How to Define Clusters of Test Locations
Many approaches to the detection and quantitative assessment of local visual defects are described in literature relating to this subject. There is evidence that in normal as well as in pathological visual fields, test locations are relative to one another.1 Since the threshold in single test locations is highly influenced by fluctuation,2 grouping of test locations (so-called clustering) is a means of reducing the magnitude of fluctuation. In the assessment of visual fields, judging neighbouring test locations with slightly reduced sensitivity as clusters is considered a valid procedure for the recognition of abnormality, while single test locations at a defect level of eight decibels (dB) are considered to result from normal fluctuation.3 Local changes are thus identified more easily if they are all part of the investigated cluster of test locations.
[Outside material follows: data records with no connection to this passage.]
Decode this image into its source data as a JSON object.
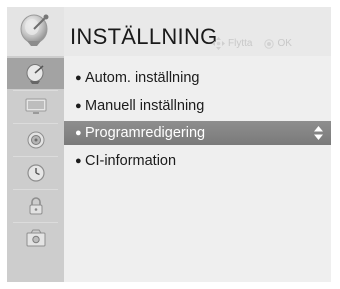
{
  "header": {
    "title": "INSTÄLLNING",
    "hint_move": "Flytta",
    "hint_ok": "OK",
    "icon": "satellite-dish-icon"
  },
  "sidebar": {
    "items": [
      {
        "name": "setup",
        "icon": "satellite-dish-icon",
        "active": true
      },
      {
        "name": "picture",
        "icon": "monitor-icon",
        "active": false
      },
      {
        "name": "audio",
        "icon": "speaker-icon",
        "active": false
      },
      {
        "name": "time",
        "icon": "clock-icon",
        "active": false
      },
      {
        "name": "lock",
        "icon": "padlock-icon",
        "active": false
      },
      {
        "name": "option",
        "icon": "options-icon",
        "active": false
      }
    ]
  },
  "menu": {
    "items": [
      {
        "label": "Autom. inställning",
        "selected": false
      },
      {
        "label": "Manuell inställning",
        "selected": false
      },
      {
        "label": "Programredigering",
        "selected": true
      },
      {
        "label": "CI-information",
        "selected": false
      }
    ]
  },
  "colors": {
    "panel_bg": "#eeeeee",
    "sidebar_bg": "#cdcdcd",
    "sidebar_active": "#a3a3a3",
    "selection": "#858585",
    "hint_text": "#c8c8c8"
  }
}
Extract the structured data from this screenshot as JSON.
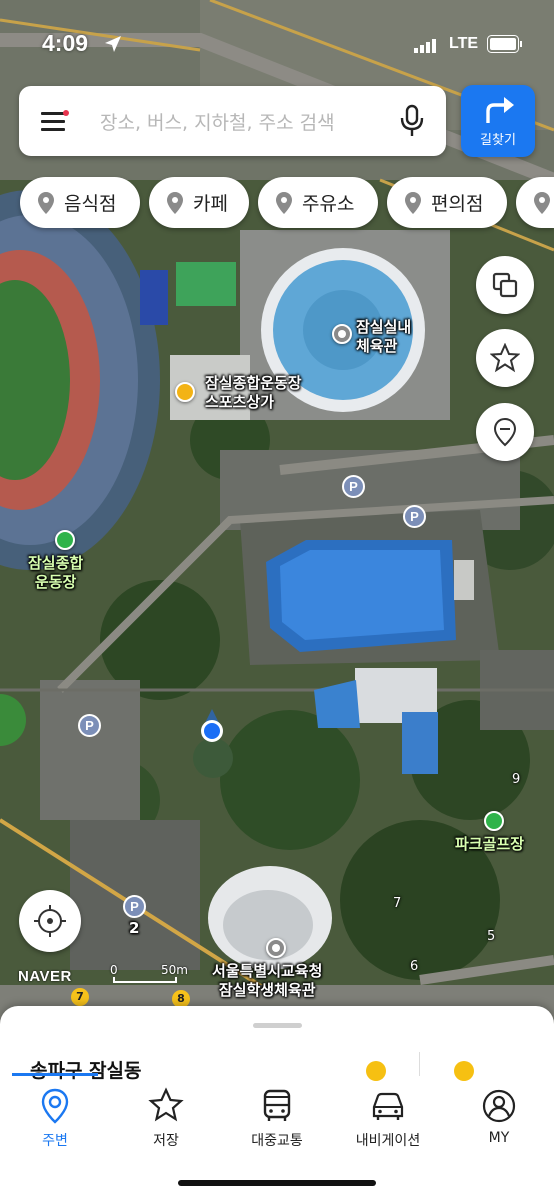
{
  "status_bar": {
    "time": "4:09",
    "network": "LTE"
  },
  "search": {
    "placeholder": "장소, 버스, 지하철, 주소 검색"
  },
  "route_button": {
    "label": "길찾기"
  },
  "categories": [
    "음식점",
    "카페",
    "주유소",
    "편의점"
  ],
  "map_labels": {
    "arena": [
      "잠실실내",
      "체육관"
    ],
    "sports_mall": [
      "잠실종합운동장",
      "스포츠상가"
    ],
    "stadium": [
      "잠실종합",
      "운동장"
    ],
    "park_golf": "파크골프장",
    "student_gym": [
      "서울특별시교육청",
      "잠실학생체육관"
    ]
  },
  "parking": {
    "symbol": "P",
    "lot_count": "2"
  },
  "road_numbers": [
    "9",
    "7",
    "5",
    "6",
    "7",
    "8"
  ],
  "map_brand": "NAVER",
  "scale": {
    "start": "0",
    "end": "50m"
  },
  "sheet": {
    "region": "송파구 잠실동"
  },
  "tabs": [
    {
      "label": "주변",
      "icon": "location-pin-icon",
      "active": true
    },
    {
      "label": "저장",
      "icon": "star-icon",
      "active": false
    },
    {
      "label": "대중교통",
      "icon": "bus-icon",
      "active": false
    },
    {
      "label": "내비게이션",
      "icon": "car-icon",
      "active": false
    },
    {
      "label": "MY",
      "icon": "user-icon",
      "active": false
    }
  ],
  "colors": {
    "accent": "#1b78f1",
    "parking": "#7c8fb8",
    "location_dot": "#1b6ef5"
  }
}
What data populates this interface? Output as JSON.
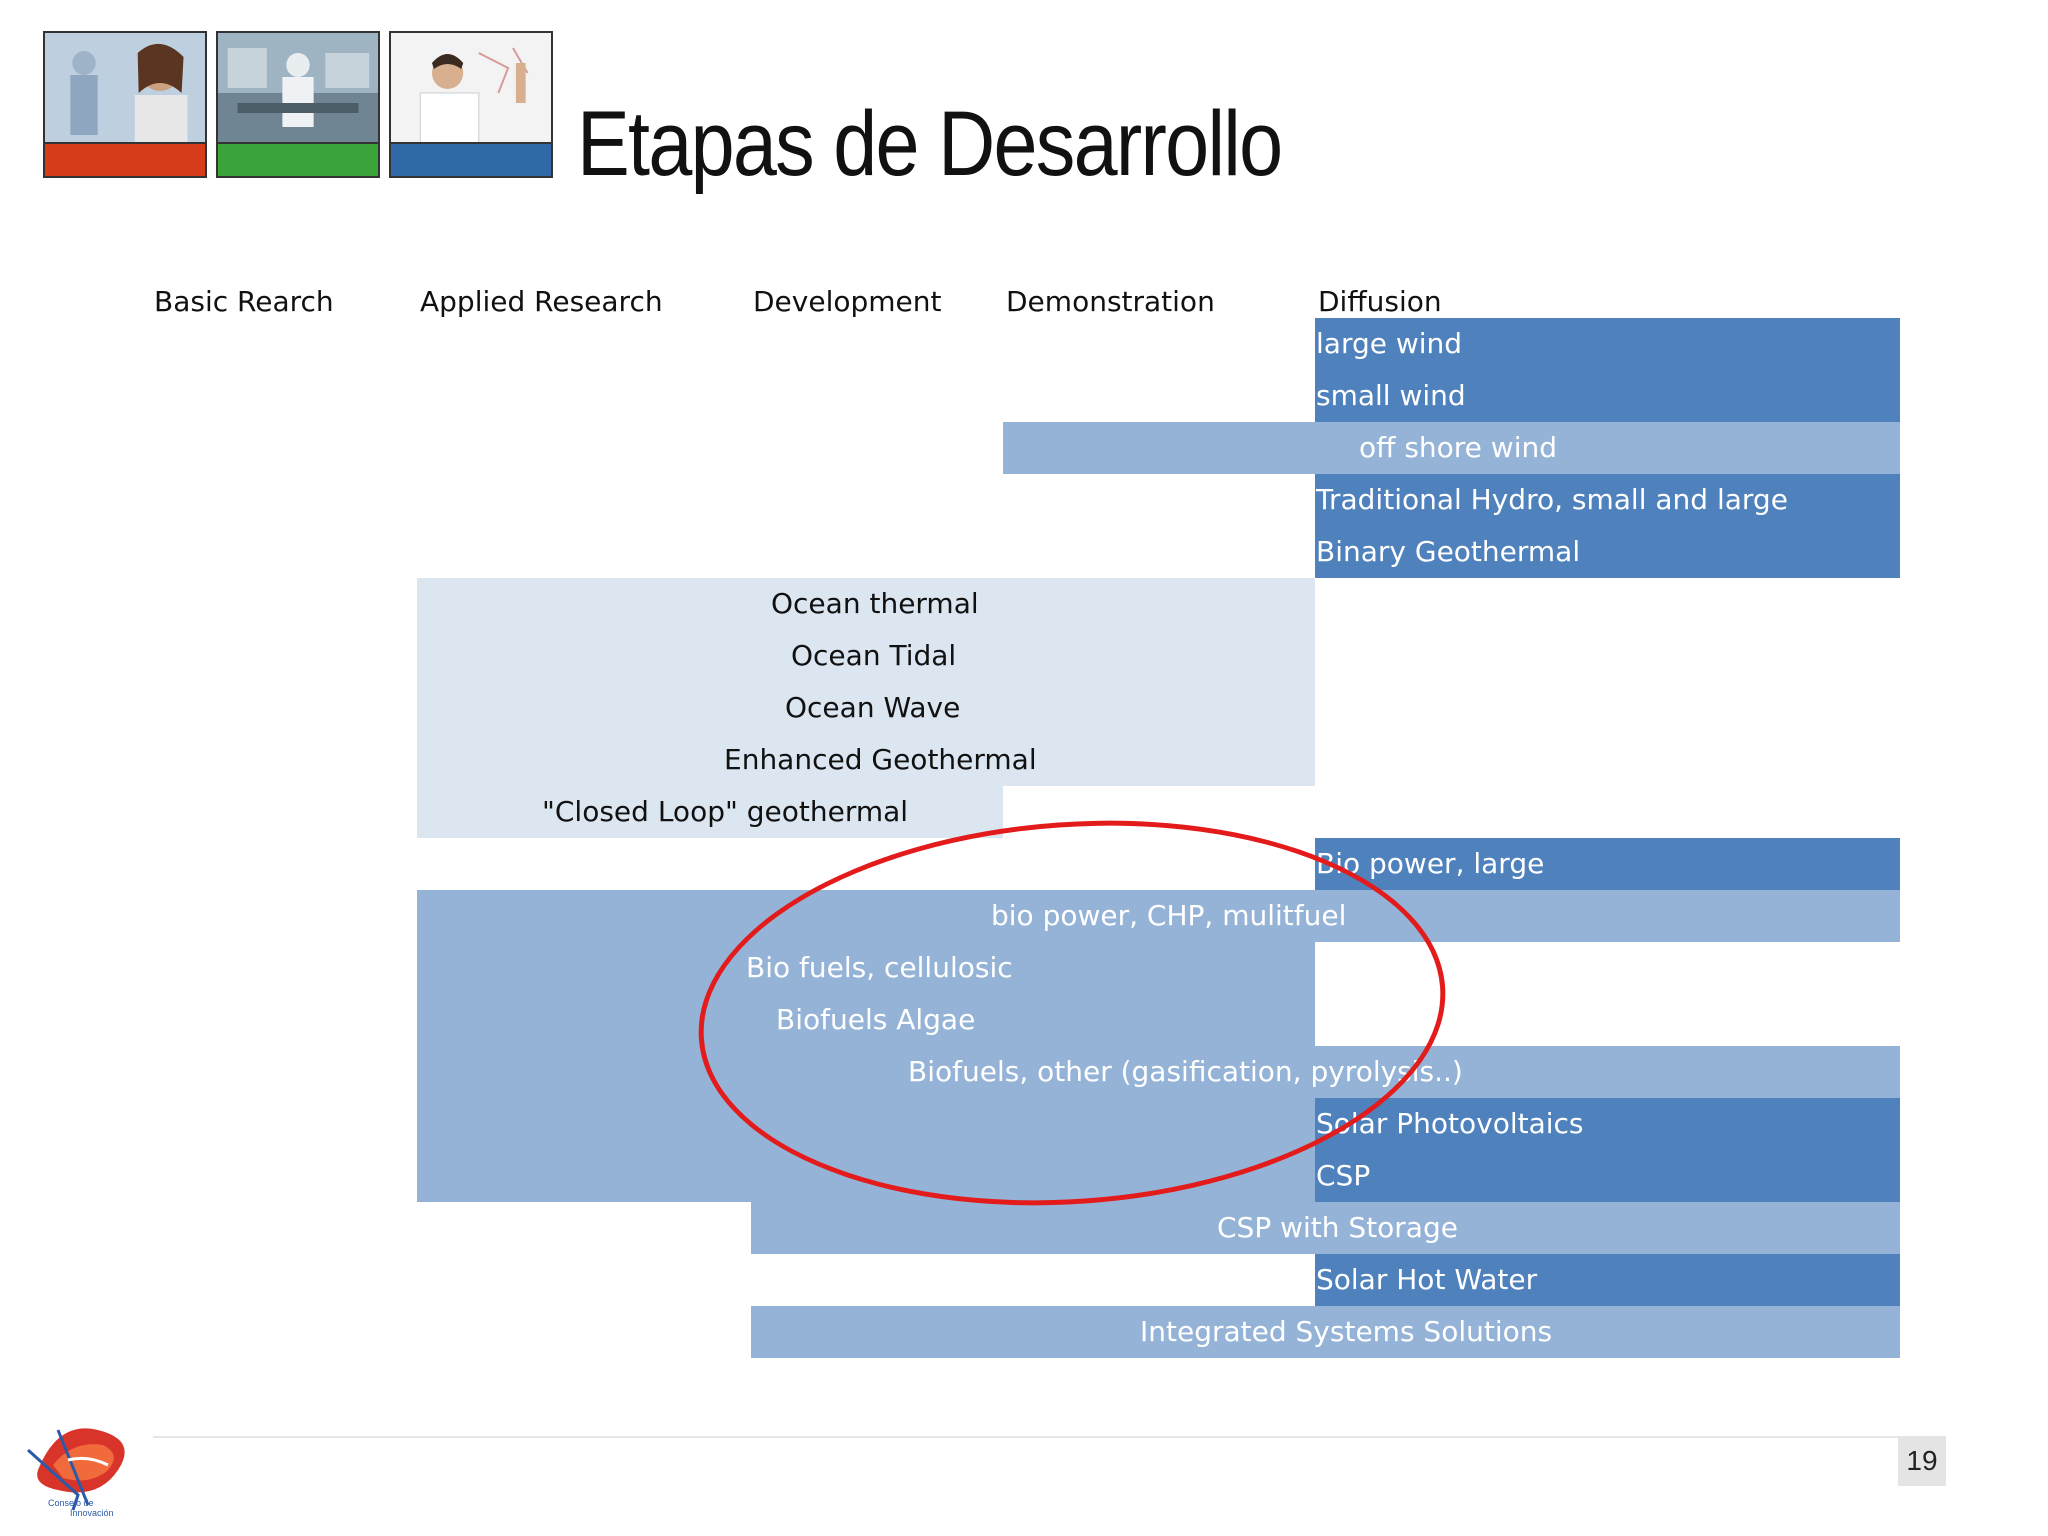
{
  "title": "Etapas de Desarrollo",
  "colors": {
    "dark_blue": "#4f81bd",
    "medium_blue": "#95b3d7",
    "light_blue": "#dce6f1",
    "highlight_ellipse": "#e31b1b",
    "thumb_red": "#d63c1a",
    "thumb_green": "#3aa33a",
    "thumb_blue": "#2f69a6"
  },
  "columns": [
    "Basic Rearch",
    "Applied Research",
    "Development",
    "Demonstration",
    "Diffusion"
  ],
  "technologies": [
    {
      "name": "large wind",
      "start_stage": "Diffusion",
      "end_stage": "Diffusion",
      "shade": "dark"
    },
    {
      "name": "small wind",
      "start_stage": "Diffusion",
      "end_stage": "Diffusion",
      "shade": "dark"
    },
    {
      "name": "off shore wind",
      "start_stage": "Demonstration",
      "end_stage": "Diffusion",
      "shade": "medium"
    },
    {
      "name": "Traditional Hydro, small and large",
      "start_stage": "Diffusion",
      "end_stage": "Diffusion",
      "shade": "dark"
    },
    {
      "name": "Binary Geothermal",
      "start_stage": "Diffusion",
      "end_stage": "Diffusion",
      "shade": "dark"
    },
    {
      "name": "Ocean thermal",
      "start_stage": "Applied Research",
      "end_stage": "Demonstration",
      "shade": "light"
    },
    {
      "name": "Ocean Tidal",
      "start_stage": "Applied Research",
      "end_stage": "Demonstration",
      "shade": "light"
    },
    {
      "name": "Ocean Wave",
      "start_stage": "Applied Research",
      "end_stage": "Demonstration",
      "shade": "light"
    },
    {
      "name": "Enhanced Geothermal",
      "start_stage": "Applied Research",
      "end_stage": "Demonstration",
      "shade": "light"
    },
    {
      "name": "\"Closed Loop\" geothermal",
      "start_stage": "Applied Research",
      "end_stage": "Development",
      "shade": "light"
    },
    {
      "name": "Bio power, large",
      "start_stage": "Diffusion",
      "end_stage": "Diffusion",
      "shade": "dark"
    },
    {
      "name": "bio power, CHP, mulitfuel",
      "start_stage": "Applied Research",
      "end_stage": "Diffusion",
      "shade": "medium"
    },
    {
      "name": "Bio fuels, cellulosic",
      "start_stage": "Applied Research",
      "end_stage": "Demonstration",
      "shade": "medium"
    },
    {
      "name": "Biofuels Algae",
      "start_stage": "Applied Research",
      "end_stage": "Demonstration",
      "shade": "medium"
    },
    {
      "name": "Biofuels, other (gasification, pyrolysis..)",
      "start_stage": "Applied Research",
      "end_stage": "Diffusion",
      "shade": "medium"
    },
    {
      "name": "Solar Photovoltaics",
      "start_stage": "Diffusion",
      "end_stage": "Diffusion",
      "shade": "dark"
    },
    {
      "name": "CSP",
      "start_stage": "Diffusion",
      "end_stage": "Diffusion",
      "shade": "dark"
    },
    {
      "name": "CSP with Storage",
      "start_stage": "Development",
      "end_stage": "Diffusion",
      "shade": "medium"
    },
    {
      "name": "Solar Hot Water",
      "start_stage": "Diffusion",
      "end_stage": "Diffusion",
      "shade": "dark"
    },
    {
      "name": "Integrated Systems Solutions",
      "start_stage": "Development",
      "end_stage": "Diffusion",
      "shade": "medium"
    }
  ],
  "logo_text": "Consejo de Innovación",
  "page_number": "19"
}
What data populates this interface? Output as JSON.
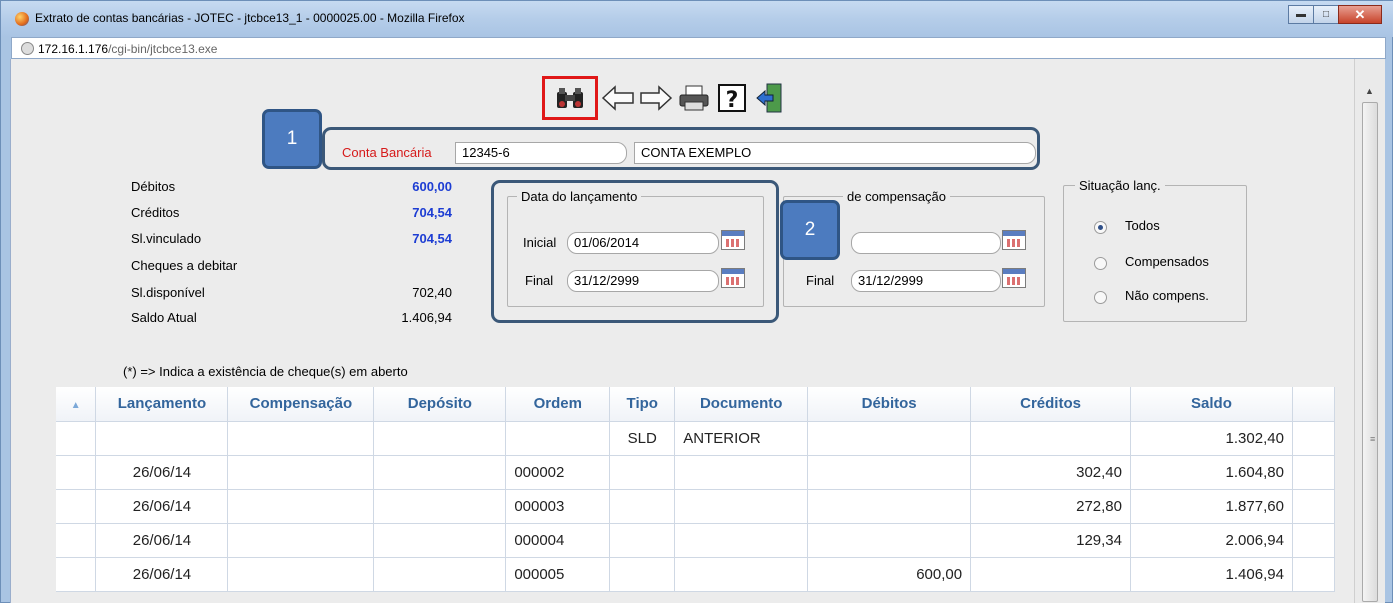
{
  "window": {
    "title": "Extrato de contas bancárias - JOTEC - jtcbce13_1 - 0000025.00 - Mozilla Firefox",
    "url_host": "172.16.1.176",
    "url_path": "/cgi-bin/jtcbce13.exe",
    "minimize_icon": "minimize-icon",
    "maximize_icon": "maximize-icon",
    "close_icon": "close-icon"
  },
  "toolbar": {
    "icons": [
      "binoculars-icon",
      "arrow-left-icon",
      "arrow-right-icon",
      "printer-icon",
      "help-icon",
      "exit-door-icon"
    ],
    "highlight_color": "#e01717"
  },
  "annotations": {
    "badge1": "1",
    "badge2": "2",
    "badge_color": "#4c7bbf"
  },
  "account": {
    "label": "Conta Bancária",
    "number": "12345-6",
    "name": "CONTA EXEMPLO"
  },
  "summary": {
    "debitos_label": "Débitos",
    "debitos_value": "600,00",
    "creditos_label": "Créditos",
    "creditos_value": "704,54",
    "vinculado_label": "Sl.vinculado",
    "vinculado_value": "704,54",
    "cheques_label": "Cheques a debitar",
    "disponivel_label": "Sl.disponível",
    "disponivel_value": "702,40",
    "saldo_label": "Saldo Atual",
    "saldo_value": "1.406,94"
  },
  "data_lancamento": {
    "legend": "Data do lançamento",
    "inicial_label": "Inicial",
    "inicial_value": "01/06/2014",
    "final_label": "Final",
    "final_value": "31/12/2999"
  },
  "data_compensacao": {
    "legend": "de compensação",
    "inicial_value": "",
    "final_label": "Final",
    "final_value": "31/12/2999"
  },
  "situacao": {
    "legend": "Situação lanç.",
    "options": [
      "Todos",
      "Compensados",
      "Não compens."
    ],
    "selected": "Todos"
  },
  "note": "(*) => Indica a existência de cheque(s) em aberto",
  "table": {
    "columns": [
      "Lançamento",
      "Compensação",
      "Depósito",
      "Ordem",
      "Tipo",
      "Documento",
      "Débitos",
      "Créditos",
      "Saldo"
    ],
    "rows": [
      {
        "lancamento": "",
        "compensacao": "",
        "deposito": "",
        "ordem": "",
        "tipo": "SLD",
        "documento": "ANTERIOR",
        "debitos": "",
        "creditos": "",
        "saldo": "1.302,40"
      },
      {
        "lancamento": "26/06/14",
        "compensacao": "",
        "deposito": "",
        "ordem": "000002",
        "tipo": "",
        "documento": "",
        "debitos": "",
        "creditos": "302,40",
        "saldo": "1.604,80"
      },
      {
        "lancamento": "26/06/14",
        "compensacao": "",
        "deposito": "",
        "ordem": "000003",
        "tipo": "",
        "documento": "",
        "debitos": "",
        "creditos": "272,80",
        "saldo": "1.877,60"
      },
      {
        "lancamento": "26/06/14",
        "compensacao": "",
        "deposito": "",
        "ordem": "000004",
        "tipo": "",
        "documento": "",
        "debitos": "",
        "creditos": "129,34",
        "saldo": "2.006,94"
      },
      {
        "lancamento": "26/06/14",
        "compensacao": "",
        "deposito": "",
        "ordem": "000005",
        "tipo": "",
        "documento": "",
        "debitos": "600,00",
        "creditos": "",
        "saldo": "1.406,94"
      }
    ]
  }
}
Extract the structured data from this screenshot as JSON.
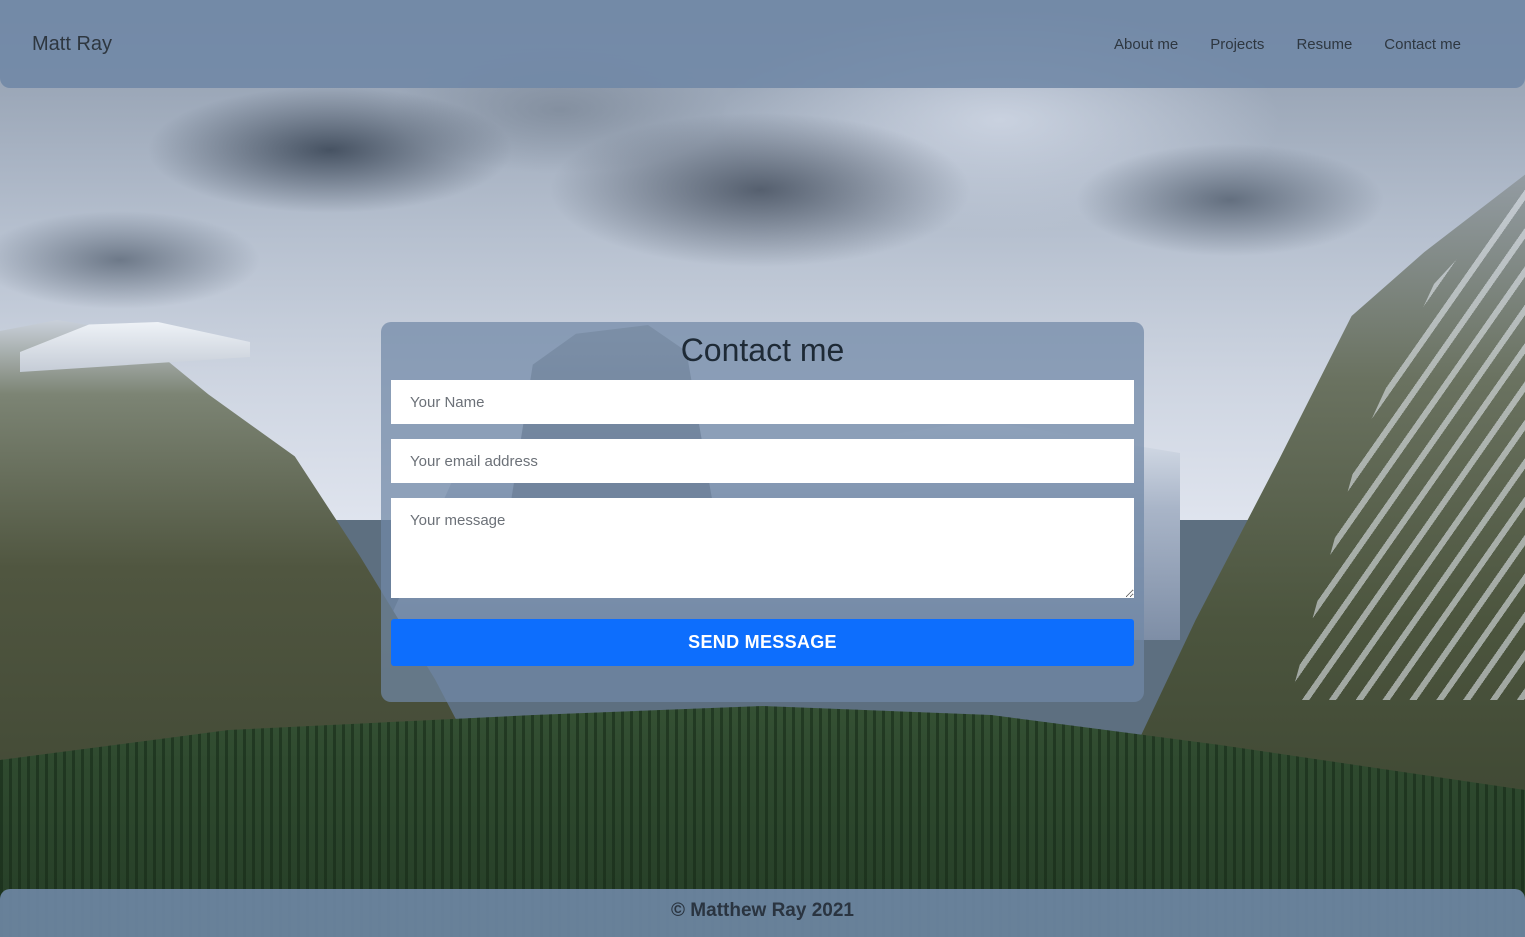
{
  "navbar": {
    "brand": "Matt Ray",
    "links": [
      "About me",
      "Projects",
      "Resume",
      "Contact me"
    ]
  },
  "contact": {
    "title": "Contact me",
    "name_placeholder": "Your Name",
    "email_placeholder": "Your email address",
    "message_placeholder": "Your message",
    "send_label": "SEND MESSAGE"
  },
  "footer": {
    "text": "© Matthew Ray 2021"
  },
  "colors": {
    "accent": "#0d6efd",
    "overlay": "#7088a6"
  }
}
Correlations Between Test Locations
In 1982, Wirtschafter et al.4 gave a first analysis of correlation between test locations. They projected the test locations of visual field examinations onto fundus photographs of primate eyes and grouped them into 15 clusters. Asman and Heijl5 proved that evaluating clusters following the nerve fibre bundles improved glaucoma detection in humans. Their studies resulted in the Glaucoma Hemifield Test (GHT)6 using 10 clusters. Weber and Ulrich7 pursued a different approach, analysing the scotoma borders of 159 glaucoma fields and building 21 clusters according to theaffected location’s course. Other teams8,9 applied statistical analysis of glaucomatous visual fields for the definition of the clusters. Garway-Heath et al.10 followed a different path by measuring the angles of visible retinal nerve fibre layer (RNFL) wedges at the optic disc in 1° steps and correlating them with the corresponding visual field defects. Newly available diagnostic methods have been included in the hunt for improved structure–function correlation. Anton et al.,11 like Gardiner et al.,12 compared focal visual field defects with the topographical measurements in 36 sectors of the Heidelberg retina tomograph (HRT) result. Buerki et al.13 decided to choose a procedure similar to the polar representation at the optic disc. He superimposed the Octopus program G test locations onto a nerve fibre image and followed the corresponding nerve fibres back to the optic disc. Test locations with an exitangle difference of no more than 5° were grouped to build 22 small clusters. Practical evaluation of the 22 clusters(see Figure 1a), which consisted of two test locations, showed that the reduction of fluctuation was not satisfactory. As a consequence, the 22 small clusters were joined to form 10 larger clusters (see Figure 1b). These clusters served as starting points for all further computations. Due to the course of the nerve fibres, the clusters do not mirror one another along the horizontal axis.